Canada’s federal housing strategy just took another major hit. According to a new report from the Parliamentary Budget Officer (PBO), Ottawa is set to cut housing spending by 56% over the next few years, even as affordability hits historic lows. The PBO also warns that the CMHC is facing deep funding reductions that could affect its ability to maintain existing social housing, let alone create new units.
Here’s what Ontario buyers, renters, and investors need to know.
Ottawa Plans to Cut Housing Funding by 56%
The biggest finding in the report is the government’s plan to significantly shrink its housing budget. When Build Canada Homes (BCH) was announced, it sounded like a major expansion of federal housing efforts. Instead, the PBO says actual funding is set to drop from $9.8 billion in 2025 to just $4.3 billion by 2029, a decline of 56.1%.
Why the massive pullback?
- Expiring legacy programs
- Phasing out various social housing supports
- Ending the Canada Housing Benefit
This amounts to a broad shift away from affordability-focused programs, even as Canadians face record rental and ownership costs.
CMHC Faces Major Cuts That Could Undermine Social Housing
The Canadian Mortgage and Housing Corporation, Canada’s national housing agency, is also on track for major reductions.
Between 2026 and 2030, CMHC will see $2.4 billion cut from its expenditures. The PBO warns these cuts are so deep they could affect CMHC’s ability to maintain the social housing stock already under management.
Since some housing agreements are legally locked in, the cuts are expected to fall on other social housing programs that lack the same protections.
In other words: programs that support vulnerable Canadians are the most exposed to reductions.
BCH Expected to Achieve Just 2% of Its Housing Goal
The Build Canada Homes initiative is positioned as a plan to double housing construction, but the PBO’s projections tell a different story.
According to the report, BCH is expected to help deliver 26,000 net new homes over 5 years, including:
- 13,000 homes deemed affordable for low-income households
- 13,000 market-rate units
But here’s the key issue: this number represents only a 2.1% increase in projected housing completions. The agency tasked with doubling output is only delivering a fraction of the target.
Cost to Taxpayers: $500,000 Per Home
The PBO estimates that if BCH did not exist, taxpayers would save $13 billion, but Canada would also lose the 26,000 homes that would have been supported through the program.

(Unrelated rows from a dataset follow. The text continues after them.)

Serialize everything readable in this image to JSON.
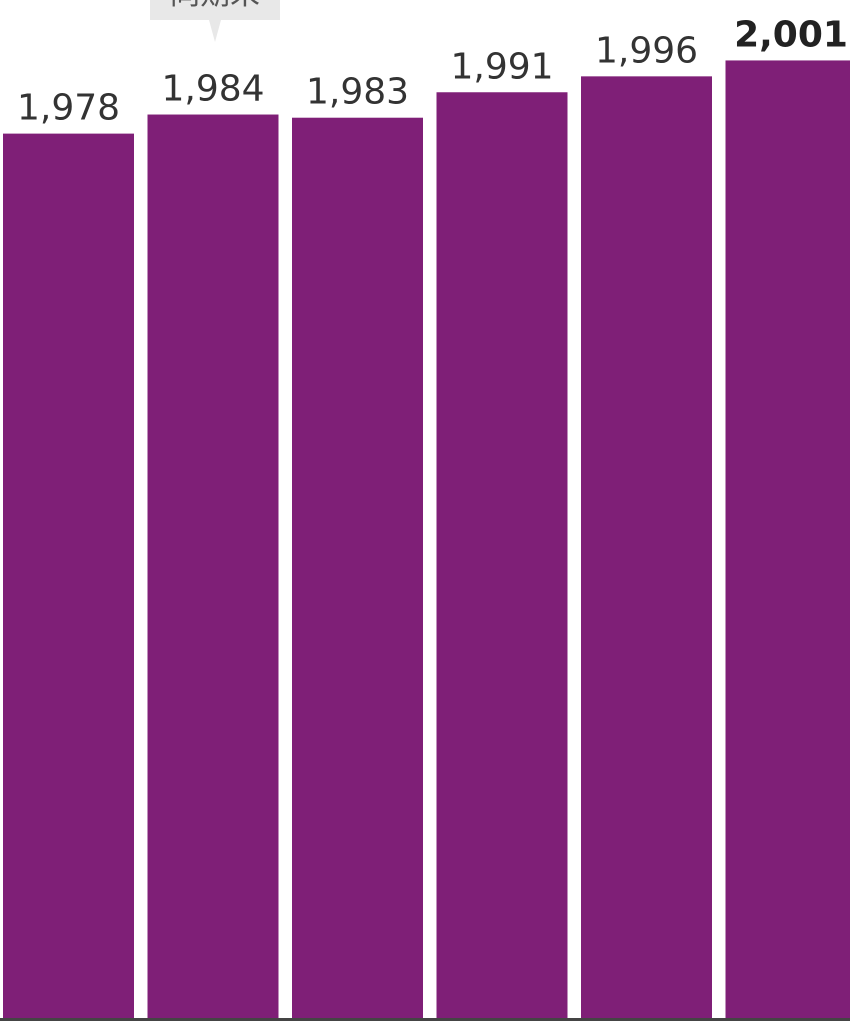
{
  "chart_data": {
    "type": "bar",
    "annotation": "同期末",
    "values": [
      1978,
      1984,
      1983,
      1991,
      1996,
      2001
    ],
    "value_labels": [
      "1,978",
      "1,984",
      "1,983",
      "1,991",
      "1,996",
      "2,001"
    ],
    "color": "#7f1f77",
    "ylim": [
      1700,
      2020
    ]
  }
}
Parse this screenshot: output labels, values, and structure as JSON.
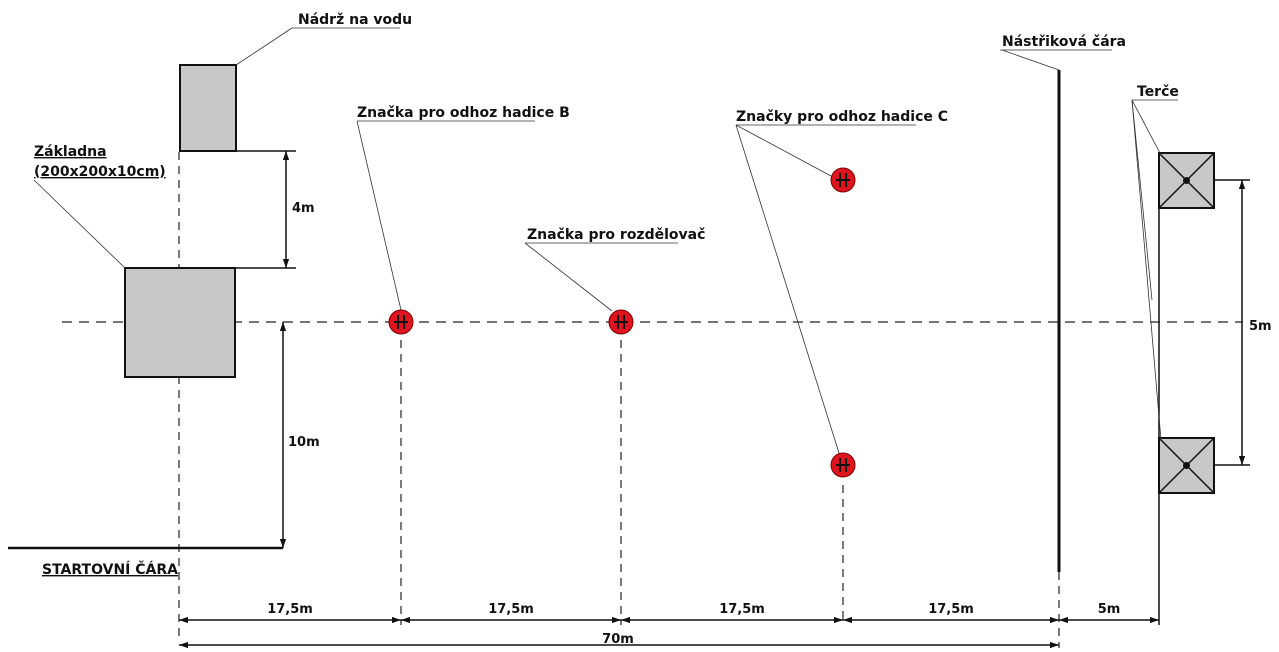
{
  "labels": {
    "tank": "Nádrž na vodu",
    "base_line1": "Základna",
    "base_line2": "(200x200x10cm)",
    "start_line": "STARTOVNÍ ČÁRA",
    "mark_b": "Značka pro odhoz hadice B",
    "mark_divider": "Značka pro rozdělovač",
    "mark_c": "Značky pro odhoz hadice C",
    "spray_line": "Nástřiková čára",
    "targets": "Terče"
  },
  "dimensions": {
    "d_4m": "4m",
    "d_10m": "10m",
    "d_5m_vertical": "5m",
    "seg1": "17,5m",
    "seg2": "17,5m",
    "seg3": "17,5m",
    "seg4": "17,5m",
    "seg5": "5m",
    "total": "70m"
  },
  "colors": {
    "marker_fill": "#e0141e",
    "box_fill": "#c8c8c8",
    "line": "#111111"
  },
  "icons": {
    "marker": "hose-coupling-marker-icon",
    "target": "target-cross-icon"
  }
}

That works out to an average cost of $500,000 per home, much of it used to subsidize private developers, often on public land.
For comparison:
- The CREA benchmark price for a Canadian condo is $479,000
- Most of these subsidized units are not owned by end-users, but become part of private rental portfolios
This raises questions about whether funding is addressing affordability or simply boosting developer economics.
Only Half the Units Are Affordable
Of the 26,000 projected units, only half are defined as affordable for low-income households. This suggests the private market would likely build many of the market units regardless, calling into question how much new supply BCH is genuinely adding.

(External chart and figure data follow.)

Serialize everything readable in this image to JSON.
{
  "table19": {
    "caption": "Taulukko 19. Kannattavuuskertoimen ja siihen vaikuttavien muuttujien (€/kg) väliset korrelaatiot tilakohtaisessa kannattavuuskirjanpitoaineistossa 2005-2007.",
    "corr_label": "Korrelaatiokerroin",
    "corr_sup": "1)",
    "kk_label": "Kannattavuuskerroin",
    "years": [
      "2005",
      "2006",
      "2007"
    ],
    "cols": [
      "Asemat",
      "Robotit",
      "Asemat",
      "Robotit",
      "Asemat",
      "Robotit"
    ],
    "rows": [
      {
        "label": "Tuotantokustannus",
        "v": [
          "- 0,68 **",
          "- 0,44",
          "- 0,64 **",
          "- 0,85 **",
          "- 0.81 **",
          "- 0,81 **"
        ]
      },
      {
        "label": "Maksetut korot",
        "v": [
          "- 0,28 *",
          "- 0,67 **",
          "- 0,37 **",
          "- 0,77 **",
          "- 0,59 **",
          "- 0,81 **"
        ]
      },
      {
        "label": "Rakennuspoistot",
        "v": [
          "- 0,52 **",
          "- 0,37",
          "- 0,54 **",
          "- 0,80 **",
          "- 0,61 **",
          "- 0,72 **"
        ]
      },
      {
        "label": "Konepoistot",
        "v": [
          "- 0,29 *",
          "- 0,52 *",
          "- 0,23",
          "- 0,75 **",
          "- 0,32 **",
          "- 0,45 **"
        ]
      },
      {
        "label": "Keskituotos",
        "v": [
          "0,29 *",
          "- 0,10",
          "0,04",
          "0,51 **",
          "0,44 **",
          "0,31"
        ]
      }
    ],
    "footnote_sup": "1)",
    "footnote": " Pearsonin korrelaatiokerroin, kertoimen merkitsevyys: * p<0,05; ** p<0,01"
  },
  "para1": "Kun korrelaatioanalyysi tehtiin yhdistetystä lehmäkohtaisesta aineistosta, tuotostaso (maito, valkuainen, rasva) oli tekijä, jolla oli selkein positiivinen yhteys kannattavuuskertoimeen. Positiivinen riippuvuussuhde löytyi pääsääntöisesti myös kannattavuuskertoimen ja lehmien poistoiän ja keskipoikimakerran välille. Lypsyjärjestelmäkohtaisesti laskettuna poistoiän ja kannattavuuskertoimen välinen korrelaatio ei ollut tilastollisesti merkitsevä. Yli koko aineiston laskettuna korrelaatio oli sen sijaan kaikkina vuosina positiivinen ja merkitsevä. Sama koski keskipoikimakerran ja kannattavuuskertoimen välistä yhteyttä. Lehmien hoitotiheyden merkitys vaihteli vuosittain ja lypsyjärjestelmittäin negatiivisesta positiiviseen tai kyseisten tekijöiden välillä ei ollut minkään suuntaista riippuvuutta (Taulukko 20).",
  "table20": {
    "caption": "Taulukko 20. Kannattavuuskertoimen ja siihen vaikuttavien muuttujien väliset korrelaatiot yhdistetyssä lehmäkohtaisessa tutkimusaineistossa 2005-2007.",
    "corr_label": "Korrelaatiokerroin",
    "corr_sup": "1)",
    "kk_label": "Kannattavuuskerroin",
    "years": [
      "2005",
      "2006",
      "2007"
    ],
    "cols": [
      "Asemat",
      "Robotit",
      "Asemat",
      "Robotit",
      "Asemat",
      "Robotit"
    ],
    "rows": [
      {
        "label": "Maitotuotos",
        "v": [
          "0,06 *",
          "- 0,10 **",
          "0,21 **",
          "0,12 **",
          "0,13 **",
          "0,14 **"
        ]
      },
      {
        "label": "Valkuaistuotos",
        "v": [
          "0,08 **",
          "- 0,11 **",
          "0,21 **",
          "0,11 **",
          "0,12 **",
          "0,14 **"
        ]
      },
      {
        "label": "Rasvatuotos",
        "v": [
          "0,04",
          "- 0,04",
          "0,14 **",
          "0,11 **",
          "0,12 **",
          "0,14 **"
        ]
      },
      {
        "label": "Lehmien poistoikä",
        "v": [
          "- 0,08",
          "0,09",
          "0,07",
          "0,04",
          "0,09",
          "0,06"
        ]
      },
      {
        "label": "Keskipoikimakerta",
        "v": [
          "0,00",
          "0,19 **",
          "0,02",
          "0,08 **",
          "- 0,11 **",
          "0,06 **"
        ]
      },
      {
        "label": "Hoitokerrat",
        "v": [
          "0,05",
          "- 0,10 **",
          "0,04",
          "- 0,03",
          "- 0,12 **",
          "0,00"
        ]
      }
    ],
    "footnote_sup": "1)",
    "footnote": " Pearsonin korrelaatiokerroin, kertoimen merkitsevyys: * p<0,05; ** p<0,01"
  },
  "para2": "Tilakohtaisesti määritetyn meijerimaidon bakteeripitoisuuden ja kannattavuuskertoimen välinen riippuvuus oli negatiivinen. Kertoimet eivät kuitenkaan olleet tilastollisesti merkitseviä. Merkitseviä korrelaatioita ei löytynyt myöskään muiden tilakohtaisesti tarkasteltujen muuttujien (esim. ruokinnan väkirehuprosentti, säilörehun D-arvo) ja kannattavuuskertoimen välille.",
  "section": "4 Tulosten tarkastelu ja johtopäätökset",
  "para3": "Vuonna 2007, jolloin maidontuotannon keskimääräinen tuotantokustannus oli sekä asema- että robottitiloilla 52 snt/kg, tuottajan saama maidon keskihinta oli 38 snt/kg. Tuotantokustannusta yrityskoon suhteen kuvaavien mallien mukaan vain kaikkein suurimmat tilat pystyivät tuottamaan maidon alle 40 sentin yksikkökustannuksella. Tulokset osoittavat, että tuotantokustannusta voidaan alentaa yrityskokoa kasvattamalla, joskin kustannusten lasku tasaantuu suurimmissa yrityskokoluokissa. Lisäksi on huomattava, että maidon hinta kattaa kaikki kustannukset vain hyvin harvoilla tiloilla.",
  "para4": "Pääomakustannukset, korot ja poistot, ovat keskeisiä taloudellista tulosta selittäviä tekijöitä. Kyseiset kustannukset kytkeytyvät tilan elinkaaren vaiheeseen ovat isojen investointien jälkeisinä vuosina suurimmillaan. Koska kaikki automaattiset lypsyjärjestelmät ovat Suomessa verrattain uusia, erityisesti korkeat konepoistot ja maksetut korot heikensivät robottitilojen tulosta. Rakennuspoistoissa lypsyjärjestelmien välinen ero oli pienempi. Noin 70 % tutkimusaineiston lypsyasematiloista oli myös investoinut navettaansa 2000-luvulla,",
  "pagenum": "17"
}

The report also clarifies that its numbers do not reflect potential further reductions caused by CMHC cuts, meaning actual output could end up even lower.
The PBO Has Raised These Concerns Before
This isn’t the first time the PBO has raised red flags. In 2021, it warned Parliament that Ottawa’s multibillion-dollar housing plan might not create any truly new supply, since many projects being counted were already in development pipelines.
Loans and financing incentives, the PBO argued, have limited ability to generate construction that would not otherwise occur.
The underlying structural issues remain unchanged:
- Incentives can inflate construction costs
- Cheap credit pushes prices higher
- Banks are absorbing more risk to support elevated property values
- Doubling housing output may not be feasible given labour and material constraints
Repeating the same model under a new agency does not resolve these core limitations.
What This Means for Ontario
For Ontario’s strained housing market, this report signals several concerns:
- Less federal support for affordability programs
- Fewer new social and non-market units
- Limited progress toward meaningful supply increases
- Higher pressure on provincial and municipal governments to fill the gaps
With Ontario already facing severe affordability challenges, declining federal investment could make it even harder to address rising rents, low supply, and growing population needs.